Durante la celebrazione – con il Rito di ammissione di undici candidati al diaconato e al presbiterato e di un laico candidato al diaconato permanente – è stata presentata la Proposta pastorale 2023-2024, intitolata «Viviamo di una vita ricevuta». Da definire, più che «proposta pastorale» – ha spiegato l’Arcivescovo nell’omelia -, «un programma di lavoro per gli anni a venire» (leggi qui la presentazione).
La riflessione di monsignor Delpini ha preso le mosse dalla constatazione del falso sentimento di libertà che pervade la società odierna: «Noi siamo in una cultura in cui a ciascuno deve essere consentito di vivere secondo il suo criterio». Questo è «l’individualismo contemporaneo», «inappellabile criterio che decide che cosa sia bene e che cosa sia male», che «presume di costruire il mondo avendo come riferimento l’individuo», e siccome «l’individuo è irrimediabilmente condannato a morte, l’individualismo tende alla morte».

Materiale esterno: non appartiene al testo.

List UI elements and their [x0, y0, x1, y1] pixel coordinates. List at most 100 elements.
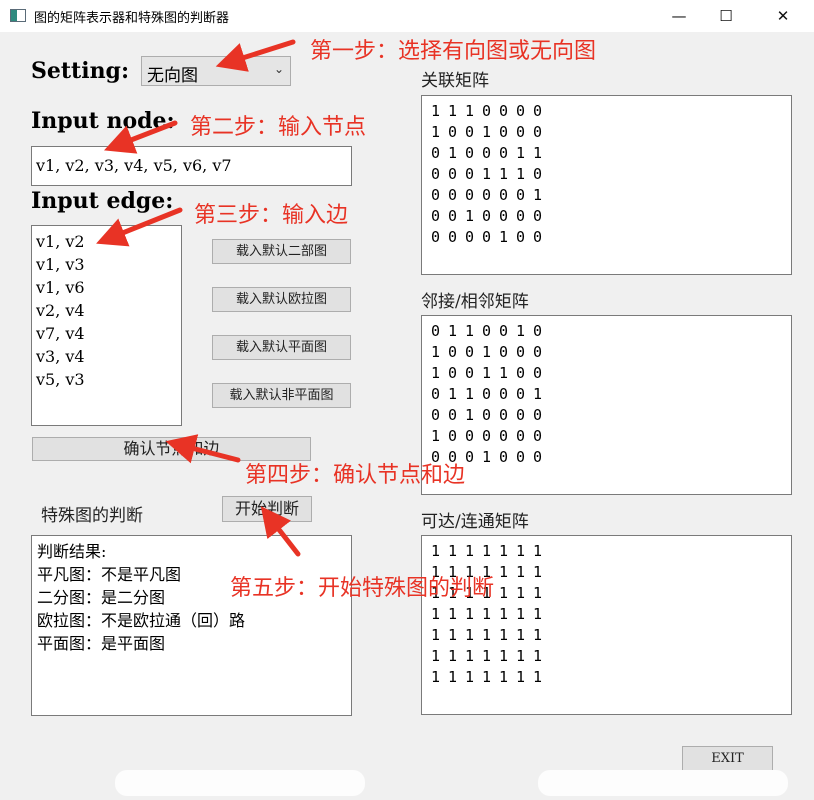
matrix-cell: 1 [482, 626, 492, 644]
matrix-cell: 1 [499, 228, 509, 246]
matrix-cell: 0 [448, 207, 458, 225]
matrix-cell: 0 [482, 322, 492, 340]
matrix-cell: 1 [465, 605, 475, 623]
matrix-cell: 0 [516, 364, 526, 382]
matrix-cell: 0 [431, 165, 441, 183]
input-edge-label: Input edge: [31, 188, 174, 214]
matrix-cell: 0 [448, 364, 458, 382]
matrix-cell: 0 [482, 102, 492, 120]
matrix-cell: 1 [465, 668, 475, 686]
matrix-row: 0001110 [431, 164, 791, 185]
matrix-row: 1001100 [431, 363, 791, 384]
node-input[interactable]: v1, v2, v3, v4, v5, v6, v7 [31, 146, 352, 186]
matrix-cell: 1 [448, 385, 458, 403]
matrix-cell: 1 [431, 647, 441, 665]
load-euler-button[interactable]: 载入默认欧拉图 [212, 287, 351, 312]
step3-annotation: 第三步：输入边 [194, 203, 349, 228]
matrix-cell: 1 [465, 626, 475, 644]
edge-input[interactable]: v1, v2 v1, v3 v1, v6 v2, v4 v7, v4 v3, v… [31, 225, 182, 426]
matrix-cell: 1 [499, 668, 509, 686]
matrix-cell: 1 [482, 364, 492, 382]
matrix-cell: 0 [465, 427, 475, 445]
matrix-row: 0000001 [431, 185, 791, 206]
matrix-cell: 1 [499, 364, 509, 382]
maximize-button[interactable]: ☐ [703, 0, 749, 32]
exit-button[interactable]: EXIT [682, 746, 773, 772]
load-bipartite-button[interactable]: 载入默认二部图 [212, 239, 351, 264]
matrix-cell: 0 [533, 123, 543, 141]
matrix-cell: 0 [533, 228, 543, 246]
matrix-cell: 0 [482, 385, 492, 403]
step4-annotation: 第四步：确认节点和边 [245, 463, 466, 488]
step2-annotation: 第二步：输入节点 [190, 115, 367, 140]
matrix-row: 0000100 [431, 227, 791, 248]
matrix-cell: 0 [533, 322, 543, 340]
load-nonplanar-button[interactable]: 载入默认非平面图 [212, 383, 351, 408]
matrix-cell: 1 [482, 165, 492, 183]
matrix-cell: 0 [431, 207, 441, 225]
matrix-cell: 1 [499, 584, 509, 602]
reachability-matrix-label: 可达/连通矩阵 [421, 512, 529, 532]
matrix-cell: 0 [499, 322, 509, 340]
matrix-cell: 1 [516, 668, 526, 686]
close-button[interactable]: ✕ [760, 0, 806, 32]
step5-annotation: 第五步：开始特殊图的判断 [230, 576, 495, 601]
matrix-cell: 0 [533, 343, 543, 361]
matrix-cell: 1 [448, 668, 458, 686]
incidence-matrix: 1110000100100001000110001110000000100100… [421, 95, 792, 275]
matrix-row: 0010000 [431, 405, 791, 426]
matrix-cell: 1 [533, 647, 543, 665]
incidence-matrix-label: 关联矩阵 [421, 71, 489, 91]
matrix-cell: 0 [533, 364, 543, 382]
matrix-row: 1111111 [431, 625, 791, 646]
matrix-cell: 0 [465, 123, 475, 141]
matrix-cell: 0 [431, 144, 441, 162]
matrix-cell: 1 [482, 647, 492, 665]
matrix-cell: 1 [448, 322, 458, 340]
matrix-cell: 0 [533, 102, 543, 120]
matrix-cell: 0 [533, 427, 543, 445]
matrix-cell: 1 [465, 542, 475, 560]
app-window-icon [10, 9, 26, 22]
matrix-cell: 0 [448, 186, 458, 204]
matrix-cell: 0 [499, 343, 509, 361]
minimize-button[interactable]: — [656, 0, 702, 32]
matrix-cell: 1 [516, 542, 526, 560]
matrix-cell: 0 [533, 406, 543, 424]
blurred-region [538, 770, 788, 796]
start-judge-button[interactable]: 开始判断 [222, 496, 312, 522]
matrix-cell: 0 [448, 123, 458, 141]
matrix-cell: 0 [482, 406, 492, 424]
matrix-cell: 0 [499, 427, 509, 445]
matrix-cell: 0 [499, 385, 509, 403]
matrix-cell: 0 [431, 322, 441, 340]
matrix-cell: 1 [431, 343, 441, 361]
matrix-cell: 0 [482, 427, 492, 445]
matrix-cell: 1 [465, 406, 475, 424]
matrix-cell: 0 [516, 385, 526, 403]
matrix-cell: 1 [482, 542, 492, 560]
adjacency-matrix-label: 邻接/相邻矩阵 [421, 292, 529, 312]
graph-type-select[interactable]: 无向图 ⌄ [141, 56, 291, 86]
matrix-cell: 1 [448, 605, 458, 623]
matrix-cell: 0 [516, 102, 526, 120]
matrix-cell: 1 [465, 647, 475, 665]
matrix-cell: 0 [482, 186, 492, 204]
matrix-cell: 1 [482, 668, 492, 686]
matrix-cell: 1 [533, 186, 543, 204]
matrix-row: 1000000 [431, 426, 791, 447]
matrix-cell: 0 [499, 144, 509, 162]
matrix-cell: 1 [482, 123, 492, 141]
input-node-label: Input node: [31, 108, 175, 134]
blurred-region [115, 770, 365, 796]
matrix-cell: 0 [516, 228, 526, 246]
matrix-row: 1111111 [431, 604, 791, 625]
matrix-cell: 1 [516, 605, 526, 623]
matrix-row: 1111111 [431, 541, 791, 562]
matrix-cell: 1 [448, 542, 458, 560]
matrix-cell: 1 [482, 605, 492, 623]
matrix-cell: 0 [465, 343, 475, 361]
graph-type-value: 无向图 [147, 66, 198, 86]
load-planar-button[interactable]: 载入默认平面图 [212, 335, 351, 360]
matrix-cell: 0 [465, 144, 475, 162]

Dispiacere e responsabilità
Da qui nasce il rammarico del cristiano, che «non è autorizzato a giudicare nessuno», ma che d’altra parte «si dispiace di troppi nostri fratelli e sorelle che vivono nella persuasione di morire, che vivono nella persuasione che essere soli sia meglio che assumere responsabilità per altri, che vivono senza prendersi cura che vivano altri». In quanto cristiani, «viviamo nella gratitudine, viviamo di una vita ricevuta e non riteniamo questa condizione come un limite, ma come la vocazione a partecipare alla vita di Dio». E dalla «responsabilità di accogliere il dono di Dio» deriva per il credente il dovere della testimonianza e «di proporre percorsi di educazione affettiva, sessuale, relazionale perché chi segue Gesù impari ad amare come Gesù ha amato, viva, nell’amore, la fedeltà indissolubile, come Gesù che ha amato fino alla fine, accolga con gratitudine la grazia e la responsabilità dell’amore fecondo che genera figli e figlie per il futuro del mondo e della Chiesa, interpreti in chiave vocazionale anche il lavoro e l’impegno per la pace».

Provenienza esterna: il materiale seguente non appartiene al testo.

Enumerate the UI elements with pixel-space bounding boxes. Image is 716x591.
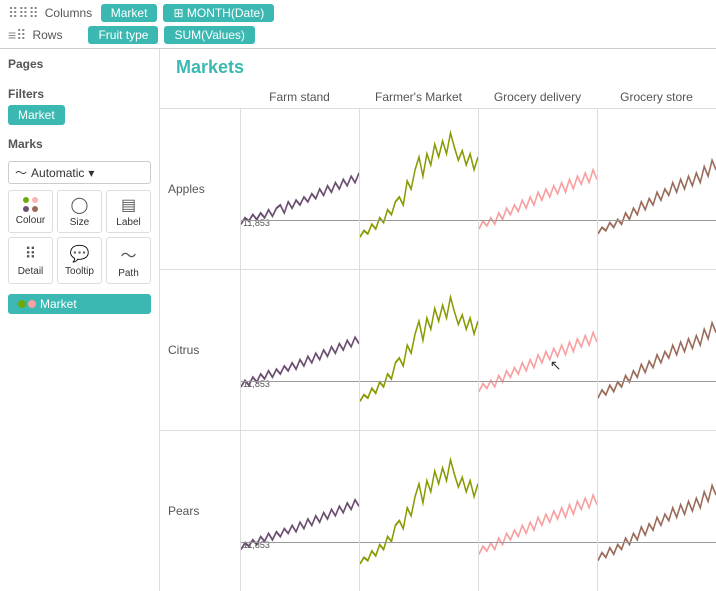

«Il riferimento a Gesù» e «la partecipazione alla celebrazione dei santi misteri come principio di vita» sono necessari al fine di «intendere e apprezzare adeguatamente i capitoli che definiscono il programma di lavoro, e cioè l’educazione affettiva, la cura per l’indissolubilità del patto matrimoniale, la cura perché la vita sia accolta e difesa sempre, la sollecitudine per la dignità del lavoro, la promozione della pace».
Gli appuntamenti dei prossimi mesi
Al termine della celebrazione il Vicario generale, monsignor Franco Agnesi, ha ricordato alcuni appuntamenti di particolare rilievo nella vita della Diocesi previsti nei prossimi mesi: il pellegrinaggio di presbiteri e diaconi a Concesio, paese natale di Paolo VI, il 28 settembre, momento preparatorio in vista del Giubileo del 2025; il cammino verso il rinnovo dei Consigli pastorali delle comunità pastorali e delle parrocchie, in programma per il 26 maggio 2024; l’invito per il 15 ottobre, festa della Dedicazione del Duomo, rivolto a coloro che in Diocesi hanno partecipato al discernimento che la Chiesa italiana ha proposto in vista del Sinodo dei vescovi in programma in ottobre a Roma.